In 2015, then-president/GM Dave Dombrowski faced a similar situation with David Price. Detroit was well within reach of a Wild Card spot as the Trade Deadline approached, but Dombrowski orchestrated a deal to send the left-hander to the Blue Jays, determining that his team wasn’t good enough to make a run in October.

Scott Harris, Detroit’s current president of baseball operations, could face a comparable choice this summer if the Tigers hang around on the fringes of the postseason picture.

The club hasn’t been to the playoffs since 2014 – the year they acquired Price from the Rays – and has a current streak of six losing campaigns. Fans might be bothered if the Tigers become sellers, but the feeling around the club is that ownership understands the reality of the situation.

An NL executive doesn’t believe the industry views Detroit as “a serious postseason contender,” though that doesn’t mean Rodriguez is as good as gone.

Rodriguez’s opt-out clause could complicate matters for the Tigers. An acquiring team would assume some risk beyond 2023, as an injury could prompt Rodriguez to opt in to the remainder of the contract.

“Any such club would bear all the risk of trading away prospects for a rental who could quickly become a negative asset if something were to happen that would cause Rodriguez to opt in,” the NL executive said. “It’s a very risky proposition in the event Rodriguez’s performance declines or he suffers a meaningful injury.”

“Scott is smart and he knows they need to put the long-term outlook of the organization over the short-term, so they’ll trade him,” said another AL exec. “The tricky part is handling the return for a player who can decline his option, similar to the [Nolan] Arenado/[Giancarlo] Stanton decisions.
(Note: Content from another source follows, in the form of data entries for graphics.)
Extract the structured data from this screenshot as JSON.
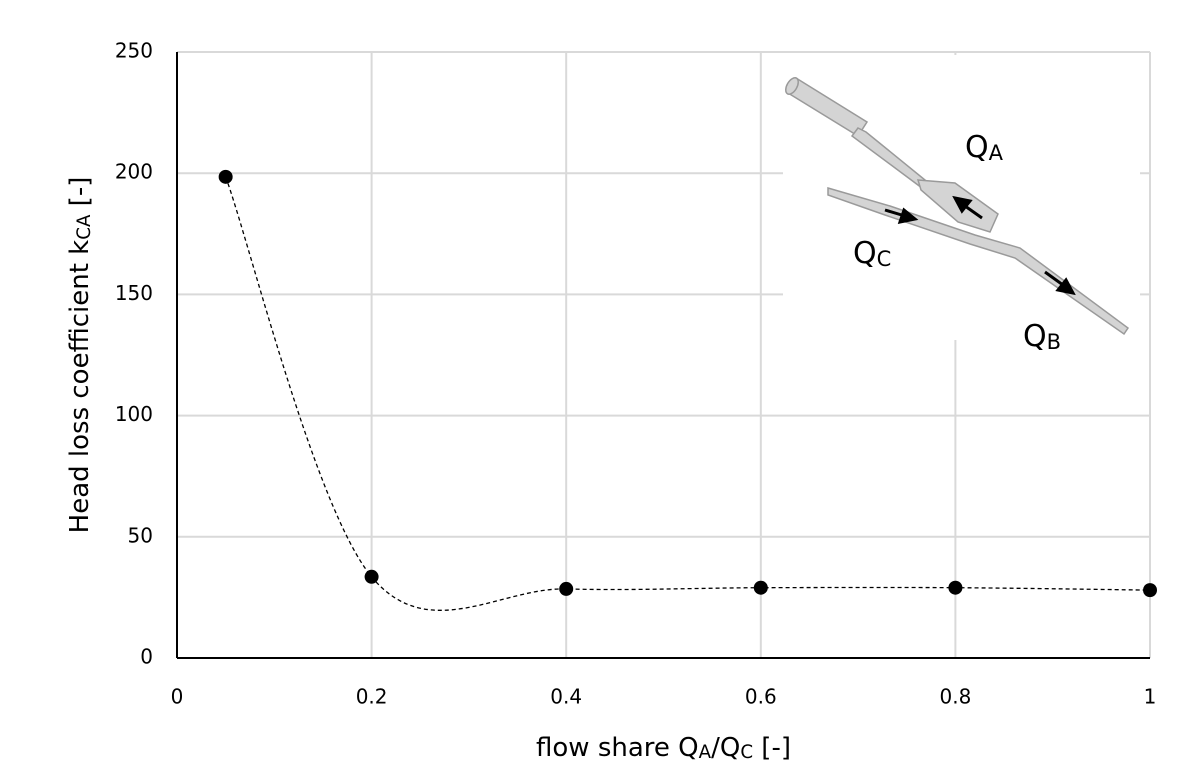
{
  "chart_data": {
    "type": "scatter",
    "x": [
      0.05,
      0.2,
      0.4,
      0.6,
      0.8,
      1
    ],
    "values": [
      198.5,
      33.5,
      28.5,
      29,
      29,
      28
    ],
    "color": "#000000",
    "smooth_dashed_line": true,
    "xlim": [
      0,
      1
    ],
    "xticks": [
      0,
      0.2,
      0.4,
      0.6,
      0.8,
      1
    ],
    "ylim": [
      0,
      250
    ],
    "yticks": [
      0,
      50,
      100,
      150,
      200,
      250
    ],
    "grid": true,
    "ylabel_parts": [
      "Head loss coefficient k",
      "CA",
      " [-]"
    ],
    "xlabel_parts": [
      "flow share Q",
      "A",
      "/Q",
      "C",
      " [-]"
    ],
    "annotations": [
      [
        "Q",
        "A"
      ],
      [
        "Q",
        "C"
      ],
      [
        "Q",
        "B"
      ]
    ]
  }
}
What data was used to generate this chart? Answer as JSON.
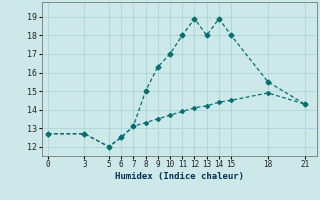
{
  "xlabel": "Humidex (Indice chaleur)",
  "line1_x": [
    0,
    3,
    5,
    6,
    7,
    8,
    9,
    10,
    11,
    12,
    13,
    14,
    15,
    18,
    21
  ],
  "line1_y": [
    12.7,
    12.7,
    12.0,
    12.5,
    13.1,
    15.0,
    16.3,
    17.0,
    18.0,
    18.9,
    18.0,
    18.9,
    18.0,
    15.5,
    14.3
  ],
  "line2_x": [
    0,
    3,
    5,
    6,
    7,
    8,
    9,
    10,
    11,
    12,
    13,
    14,
    15,
    18,
    21
  ],
  "line2_y": [
    12.7,
    12.7,
    12.0,
    12.5,
    13.1,
    13.3,
    13.5,
    13.7,
    13.9,
    14.1,
    14.2,
    14.4,
    14.5,
    14.9,
    14.3
  ],
  "line_color": "#007070",
  "bg_color": "#cce8e8",
  "grid_color": "#b0d8d8",
  "xticks": [
    0,
    3,
    5,
    6,
    7,
    8,
    9,
    10,
    11,
    12,
    13,
    14,
    15,
    18,
    21
  ],
  "yticks": [
    12,
    13,
    14,
    15,
    16,
    17,
    18,
    19
  ],
  "xlim": [
    -0.5,
    22
  ],
  "ylim": [
    11.5,
    19.8
  ]
}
A smallish return seems appropriate knowing he will decline his option; however, with pitchers you can never rule out that they’ll get hurt, which could lead to E-Rod opting in. So there probably has to be a handshake or a huge [player to be named later] or salary relief if he does opt in.”

Trading away a player having a superb season while your team is within striking distance of a postseason berth can be a bad message to send your clubhouse and fan base; just ask Jerry Dipoto how the Kendall Graveman trade was received in Seattle two years ago. But Harris witnessed the ramifications of not trading such a player last year when the Giants chose not to deal Carlos Rodón prior to the Deadline, then watched him opt out after the season.
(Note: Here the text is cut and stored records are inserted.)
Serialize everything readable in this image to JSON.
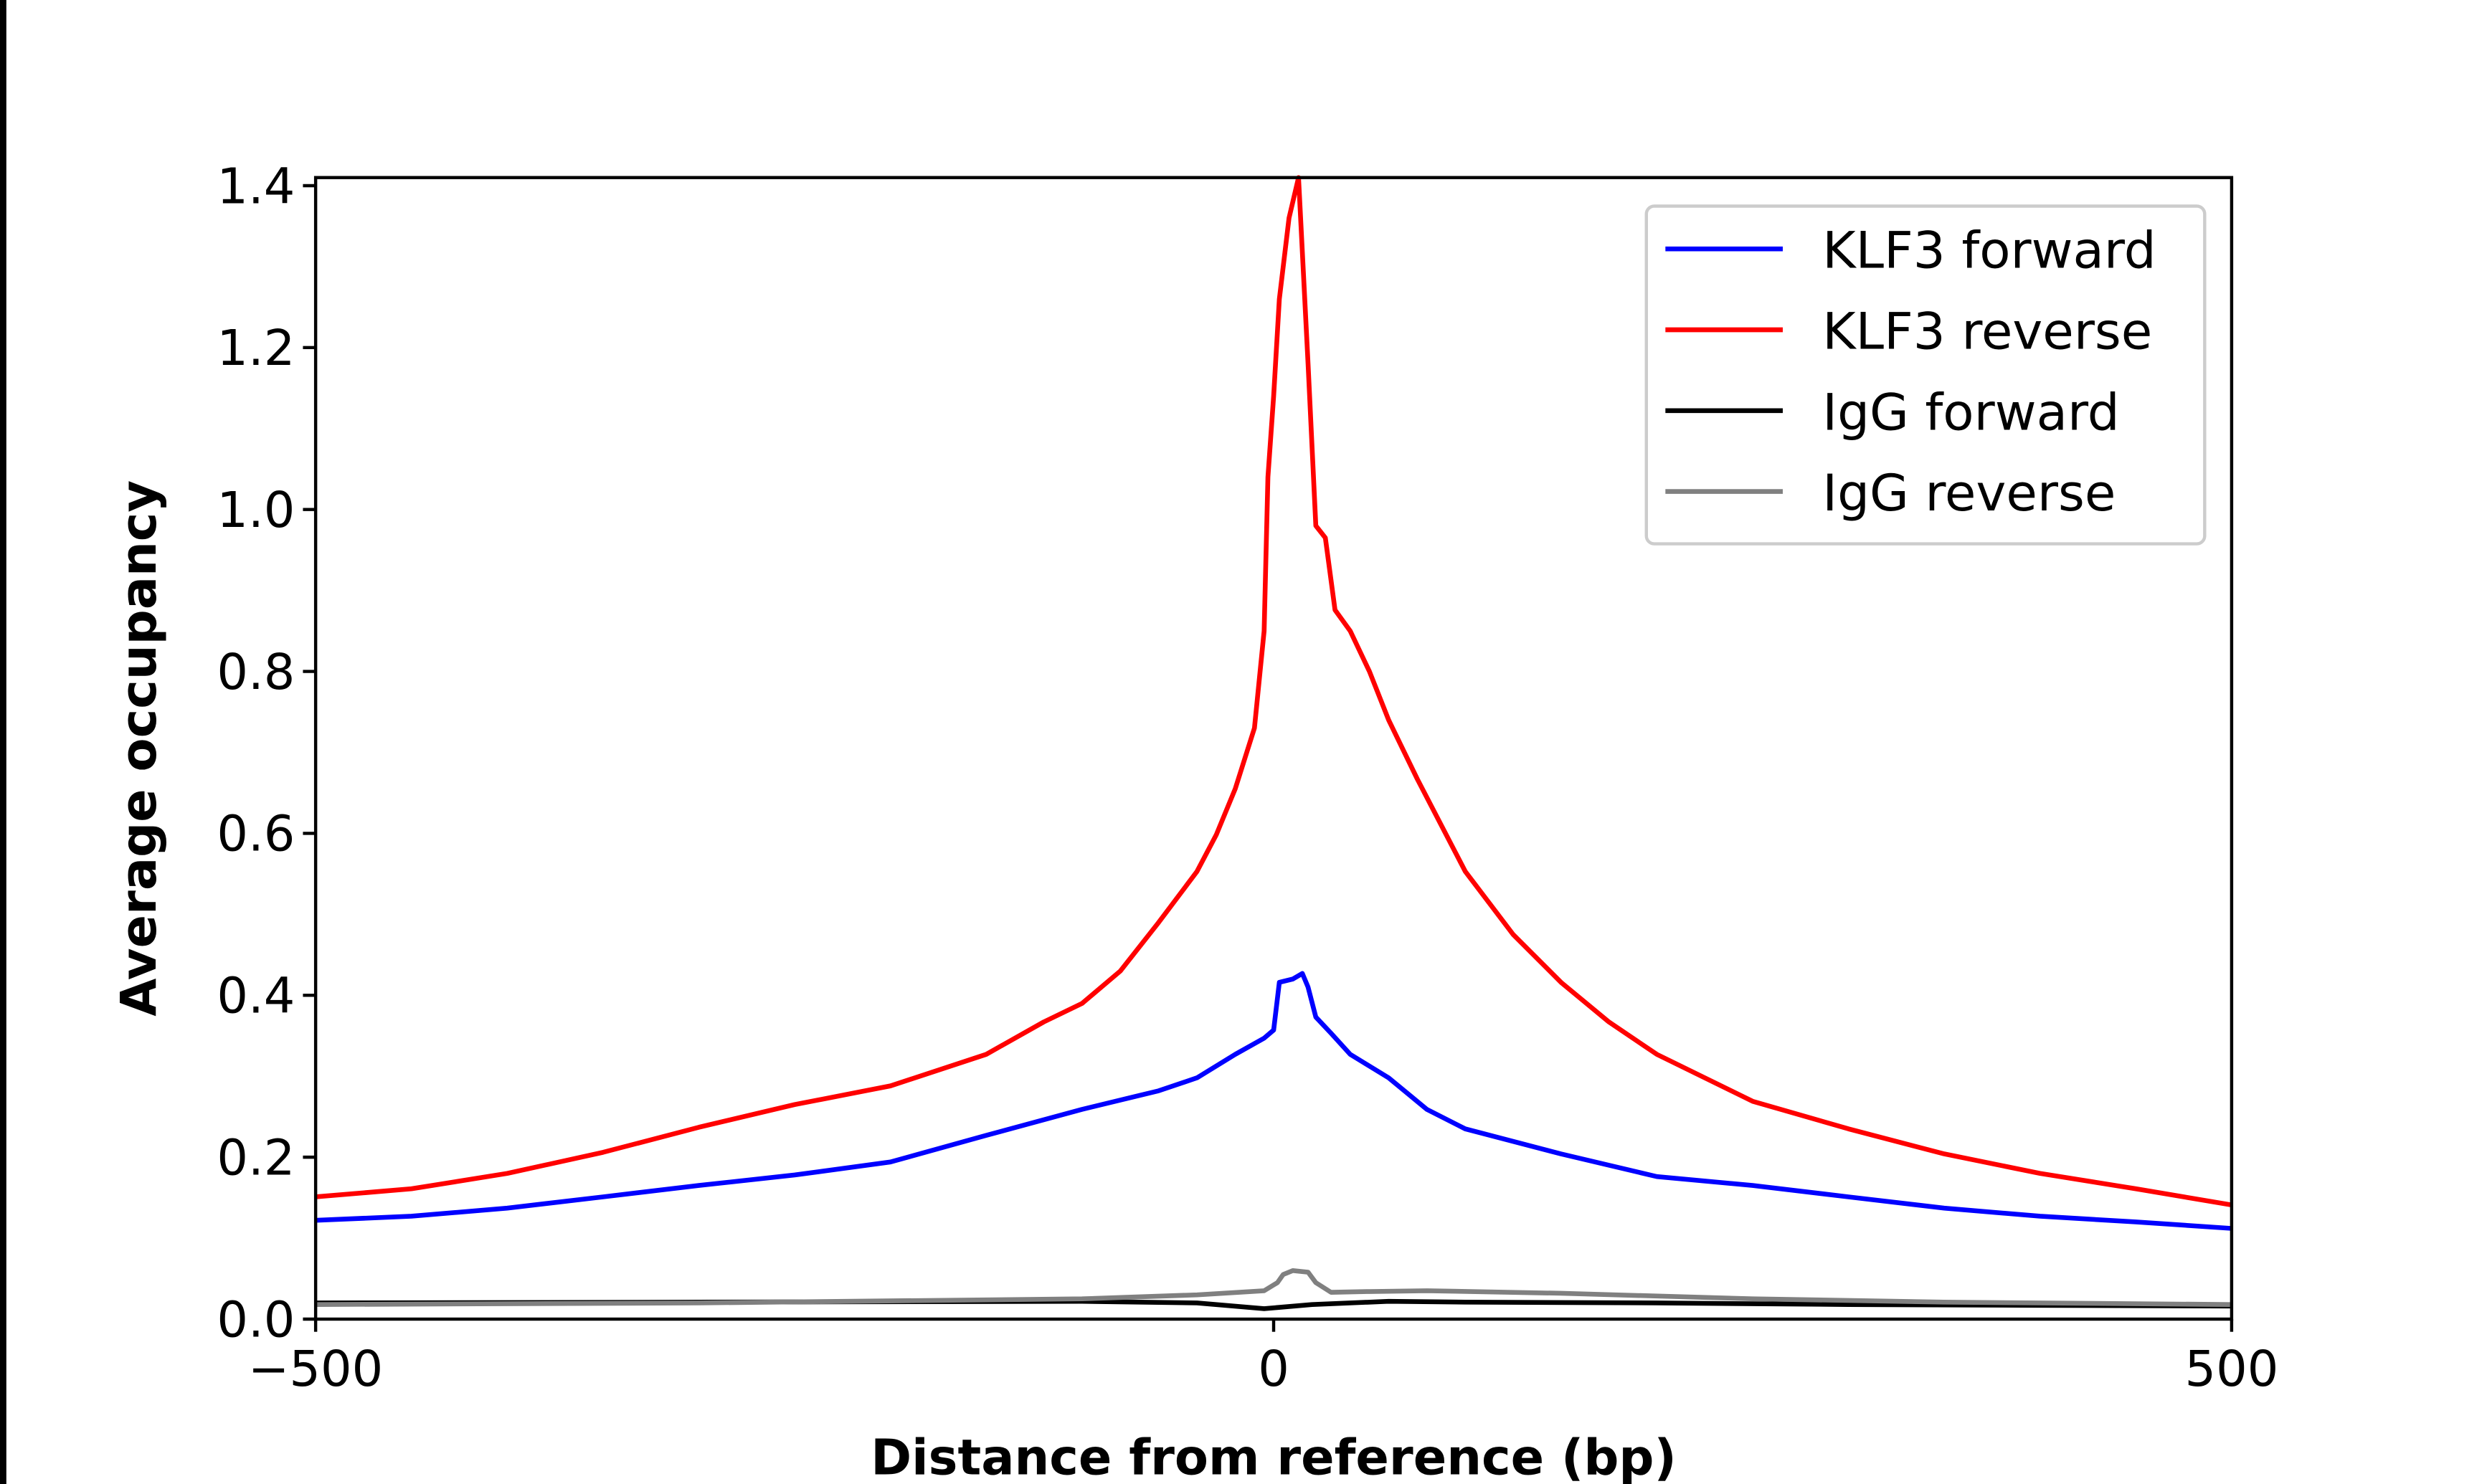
{
  "chart_data": {
    "type": "line",
    "xlabel": "Distance from reference (bp)",
    "ylabel": "Average occupancy",
    "xlim": [
      -500,
      500
    ],
    "ylim": [
      0,
      1.41
    ],
    "xticks": [
      -500,
      0,
      500
    ],
    "xtick_labels": [
      "−500",
      "0",
      "500"
    ],
    "yticks": [
      0.0,
      0.2,
      0.4,
      0.6,
      0.8,
      1.0,
      1.2,
      1.4
    ],
    "ytick_labels": [
      "0.0",
      "0.2",
      "0.4",
      "0.6",
      "0.8",
      "1.0",
      "1.2",
      "1.4"
    ],
    "grid": false,
    "legend_position": "top-right",
    "series": [
      {
        "name": "KLF3 forward",
        "color": "#0000ff",
        "x": [
          -500,
          -450,
          -400,
          -350,
          -300,
          -250,
          -200,
          -150,
          -100,
          -60,
          -40,
          -20,
          -5,
          0,
          3,
          10,
          15,
          18,
          22,
          30,
          40,
          60,
          80,
          100,
          150,
          200,
          250,
          300,
          350,
          400,
          450,
          500
        ],
        "y": [
          0.122,
          0.127,
          0.137,
          0.151,
          0.165,
          0.178,
          0.194,
          0.227,
          0.259,
          0.282,
          0.298,
          0.327,
          0.347,
          0.357,
          0.416,
          0.42,
          0.427,
          0.41,
          0.373,
          0.353,
          0.327,
          0.298,
          0.259,
          0.235,
          0.204,
          0.176,
          0.165,
          0.151,
          0.137,
          0.127,
          0.12,
          0.112
        ]
      },
      {
        "name": "KLF3 reverse",
        "color": "#ff0000",
        "x": [
          -500,
          -450,
          -400,
          -350,
          -300,
          -250,
          -200,
          -150,
          -120,
          -100,
          -80,
          -60,
          -40,
          -30,
          -20,
          -10,
          -5,
          -3,
          0,
          3,
          8,
          13,
          18,
          22,
          27,
          32,
          40,
          50,
          60,
          75,
          100,
          125,
          150,
          175,
          200,
          250,
          300,
          350,
          400,
          450,
          500
        ],
        "y": [
          0.151,
          0.161,
          0.18,
          0.206,
          0.237,
          0.265,
          0.288,
          0.327,
          0.367,
          0.39,
          0.43,
          0.49,
          0.553,
          0.598,
          0.655,
          0.73,
          0.85,
          1.04,
          1.14,
          1.26,
          1.36,
          1.41,
          1.18,
          0.98,
          0.965,
          0.876,
          0.85,
          0.8,
          0.74,
          0.667,
          0.553,
          0.475,
          0.416,
          0.367,
          0.327,
          0.269,
          0.235,
          0.204,
          0.18,
          0.161,
          0.141
        ]
      },
      {
        "name": "IgG forward",
        "color": "#000000",
        "x": [
          -500,
          -300,
          -100,
          -40,
          -5,
          0,
          20,
          60,
          100,
          200,
          300,
          400,
          500
        ],
        "y": [
          0.02,
          0.021,
          0.022,
          0.02,
          0.013,
          0.014,
          0.018,
          0.022,
          0.021,
          0.02,
          0.018,
          0.017,
          0.016
        ]
      },
      {
        "name": "IgG reverse",
        "color": "#808080",
        "x": [
          -500,
          -300,
          -100,
          -40,
          -5,
          2,
          5,
          10,
          18,
          22,
          30,
          50,
          80,
          150,
          250,
          350,
          500
        ],
        "y": [
          0.018,
          0.02,
          0.025,
          0.03,
          0.035,
          0.045,
          0.055,
          0.06,
          0.058,
          0.045,
          0.033,
          0.034,
          0.035,
          0.032,
          0.025,
          0.021,
          0.018
        ]
      }
    ]
  }
}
“There is tremendous pressure to do something at the Trade Deadline that looks like you are trying to win the World Series,” an AL executive said. “That is a terrible atmosphere to make a reasonable decision in. The Tigers’ goal, I bet, is to maximize playoff runs; if that means keeping him, they should. Anything else that comes into place should be ignored. Good luck with that, though.”

Here are five possible landing spots for Rodriguez:

Assuming the Angels plan on keeping Shohei Ohtani in his walk year with the hope of getting back to October, adding a starter to a rotation that currently features a 4.62 ERA would make sense.
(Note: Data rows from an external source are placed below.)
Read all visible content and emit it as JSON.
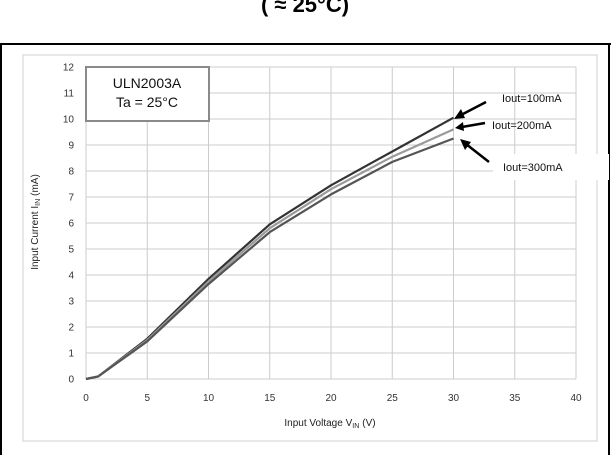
{
  "header_fragment": "(  ≈ 25°C)",
  "chart_data": {
    "type": "line",
    "title": "",
    "xlabel": {
      "main": "Input Voltage V",
      "sub": "IN",
      "unit": "(V)"
    },
    "ylabel": {
      "main": "Input Current I",
      "sub": "IN",
      "unit": "(mA)"
    },
    "xlim": [
      0,
      40
    ],
    "ylim": [
      0,
      12
    ],
    "xticks": [
      0,
      5,
      10,
      15,
      20,
      25,
      30,
      35,
      40
    ],
    "yticks": [
      0,
      1,
      2,
      3,
      4,
      5,
      6,
      7,
      8,
      9,
      10,
      11,
      12
    ],
    "grid": true,
    "info_box": {
      "line1": "ULN2003A",
      "line2": "Ta = 25°C"
    },
    "series": [
      {
        "name": "Iout=100mA",
        "color": "#333333",
        "x": [
          0,
          1,
          5,
          10,
          15,
          20,
          25,
          30
        ],
        "y": [
          0,
          0.1,
          1.55,
          3.85,
          5.95,
          7.45,
          8.75,
          10.05
        ]
      },
      {
        "name": "Iout=200mA",
        "color": "#9a9a9a",
        "x": [
          0,
          1,
          5,
          10,
          15,
          20,
          25,
          30
        ],
        "y": [
          0,
          0.1,
          1.5,
          3.75,
          5.8,
          7.3,
          8.55,
          9.6
        ]
      },
      {
        "name": "Iout=300mA",
        "color": "#555555",
        "x": [
          0,
          1,
          5,
          10,
          15,
          20,
          25,
          30
        ],
        "y": [
          0,
          0.1,
          1.45,
          3.65,
          5.65,
          7.1,
          8.35,
          9.25
        ]
      }
    ]
  }
}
One of the NL’s biggest surprises, the D-backs have a top-heavy rotation led by Zac Gallen and Merrill Kelly. If Arizona hopes to dethrone the Dodgers -- or even capture a Wild Card spot and return to the postseason for the first time since 2017 -- it could use another solid arm.

It’s World Series or bust for the Mets this season, and given New York’s 5.07 starting rotation ERA (13th in the NL) and myriad health issues that have cropped up this year, the club should be in the mix for any available starter come July. Bonus: taking on salary is not an issue for Steve Cohen’s team.

One of the best stories of the season thus far, Baltimore is building on its momentum from 2022. Still, the Orioles’ 4.76 rotation ERA ranks 11th in the AL, so adding a veteran starter should be a top priority for GM Mike Elias.

Red Sox
Boston’s rotation ranks 13th in the AL with a 5.47 ERA, so a starter figures to be atop the club’s list at the Trade Deadline. Rodriguez pitched for the Red Sox from 2015-21 and would have no problem acclimating to Boston or the AL East.